Le système bourgeois est non seulement en crise mais il est sérieusement contesté par ceux et celles qu’il exploite et opprime. Le 29 mai 2005, la classe ouvrière rassemblée rejetait la constitutionnalisation du capitalisme défendue par la droite et la direction du PS. Au printemps de cette année, l’union de la jeunesse et des travailleurs contraignait le gouvernement à retirer son contrat première embauche (CPE) qui avec le contrat nouvelle embauche (CNE) représentait une remise en cause du contrat à durée indéterminée (CDI).

Ce dernier exemple, où le gouvernement a tenté de passer en force, a provoqué un vent de panique dans les sphères dirigeantes de la bourgeoisie dont « l’existence n’est plus compatible avec celle de la société » (Marx et Engels, Le Manifeste du parti communiste). La tendance de la période actuelle est que cette dernière l’exprime de plus en plus ouvertement.

Il se murmure dans les hautes sphères « Plus jamais ça ! » ; d’autant plus que depuis une dizaine d’années le pouvoir pratique, avec le concours des directions des organisations syndicales, ce qui est présenté aujourd’hui comme une nouveauté : le diagnostic partagé avec le maximum de directions syndicales et le contrat privilégié entre « partenaires » sociaux au lieu de devoir légiférer. Ce qui a comme divine conséquence de masquer la responsabilité du gouvernement. Pour cela il est impératif pour lui de convaincre les directions syndicales, plus particulièrement celle de la CGT car c’est déjà le cas depuis des lustres pour celles de FO et de la CFDT, de s’intégrer au processus centré sur le grand consensus de la mondialisation. Mondialisation que le programme du PS veut « maîtriser » et que la direction de CGT, par la voix de Bernard Thibault, veut qu’elle « profite à tous » (Intervention au CCN du 27 septembre 2006).

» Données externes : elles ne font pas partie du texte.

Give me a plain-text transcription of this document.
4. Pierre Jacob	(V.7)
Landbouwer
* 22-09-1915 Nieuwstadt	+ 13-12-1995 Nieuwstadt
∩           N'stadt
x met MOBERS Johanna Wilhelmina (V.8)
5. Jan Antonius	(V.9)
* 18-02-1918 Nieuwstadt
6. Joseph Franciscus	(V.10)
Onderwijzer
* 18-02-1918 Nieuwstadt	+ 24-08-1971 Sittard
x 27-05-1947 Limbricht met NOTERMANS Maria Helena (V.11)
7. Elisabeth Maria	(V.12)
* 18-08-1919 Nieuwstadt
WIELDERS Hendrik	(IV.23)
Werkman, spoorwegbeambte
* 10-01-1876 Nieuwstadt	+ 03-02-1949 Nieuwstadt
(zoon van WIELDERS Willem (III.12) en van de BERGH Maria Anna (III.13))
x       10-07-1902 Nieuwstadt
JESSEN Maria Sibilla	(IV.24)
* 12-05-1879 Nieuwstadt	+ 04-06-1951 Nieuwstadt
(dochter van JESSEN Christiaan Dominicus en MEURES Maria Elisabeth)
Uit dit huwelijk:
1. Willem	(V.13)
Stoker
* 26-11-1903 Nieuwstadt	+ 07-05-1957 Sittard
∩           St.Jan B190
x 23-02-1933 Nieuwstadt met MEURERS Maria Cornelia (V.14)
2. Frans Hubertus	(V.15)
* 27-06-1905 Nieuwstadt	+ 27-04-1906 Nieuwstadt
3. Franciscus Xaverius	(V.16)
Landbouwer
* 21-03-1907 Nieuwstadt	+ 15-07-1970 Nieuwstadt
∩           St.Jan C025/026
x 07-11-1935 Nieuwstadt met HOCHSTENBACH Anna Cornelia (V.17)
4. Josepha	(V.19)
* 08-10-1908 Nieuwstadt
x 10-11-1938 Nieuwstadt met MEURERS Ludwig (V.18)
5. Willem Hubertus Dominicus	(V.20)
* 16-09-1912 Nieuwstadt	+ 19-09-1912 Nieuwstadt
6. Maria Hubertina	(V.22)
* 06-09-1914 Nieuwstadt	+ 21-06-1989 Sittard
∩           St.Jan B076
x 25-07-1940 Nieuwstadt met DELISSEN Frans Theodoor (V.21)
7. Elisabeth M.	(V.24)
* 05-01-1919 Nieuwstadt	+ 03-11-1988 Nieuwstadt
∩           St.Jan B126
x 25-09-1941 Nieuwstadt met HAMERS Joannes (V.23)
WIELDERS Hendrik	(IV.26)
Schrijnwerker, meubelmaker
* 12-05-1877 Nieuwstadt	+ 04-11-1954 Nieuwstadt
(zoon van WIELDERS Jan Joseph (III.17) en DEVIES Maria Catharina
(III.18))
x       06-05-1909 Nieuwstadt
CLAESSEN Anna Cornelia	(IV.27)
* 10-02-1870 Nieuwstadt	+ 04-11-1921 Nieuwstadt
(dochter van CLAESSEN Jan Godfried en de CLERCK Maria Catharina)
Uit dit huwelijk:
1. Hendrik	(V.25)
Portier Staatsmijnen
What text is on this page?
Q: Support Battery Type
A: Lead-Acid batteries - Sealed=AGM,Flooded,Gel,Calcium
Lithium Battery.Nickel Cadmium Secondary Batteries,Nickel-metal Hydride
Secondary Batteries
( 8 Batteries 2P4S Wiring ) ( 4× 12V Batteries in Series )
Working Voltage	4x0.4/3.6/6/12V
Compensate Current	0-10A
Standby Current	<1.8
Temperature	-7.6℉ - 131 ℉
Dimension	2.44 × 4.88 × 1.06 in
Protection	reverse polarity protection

Quelques rappels historiques significatifs

Ce retour historique se limitera à la période 1997-2002 quand la gauche plurielle cohabitait avec Jacques Chirac. Nous n’aborderons que deux sujets : les retraites et la réduction du temps de travail.

Créé en 2000, le Conseil d'orientation des retraites (COR) se présente comme « une structure pluraliste et permanente, associant des parlementaires, des représentants des partenaires sociaux, des experts et des représentants de l'État. Il a pour mission essentielle d'assurer le suivi et l'expertise concertée permanente de notre système d'assurance vieillesse et de faire des propositions » (http://www.cor-retraites.fr). Petit détail non négligeable, le COR fut créé dans le cadre des recommandations du Conseil européen de Lisbonne la même année. L’objectif est fort simple : recherche d’un diagnostic partagé prélude indispensable à l’élaboration d’une loi. Après la défaite de la gauche plurielle en 2002, le processus se poursuit et aboutit à la loi Fillon qui vit se lever contre elle un puissant mouvement de grève. Mouvement qui ne parvint pas à renverser la vapeur. De toute évidence l’obtention d’un diagnostic commun plomba l’action revendicative.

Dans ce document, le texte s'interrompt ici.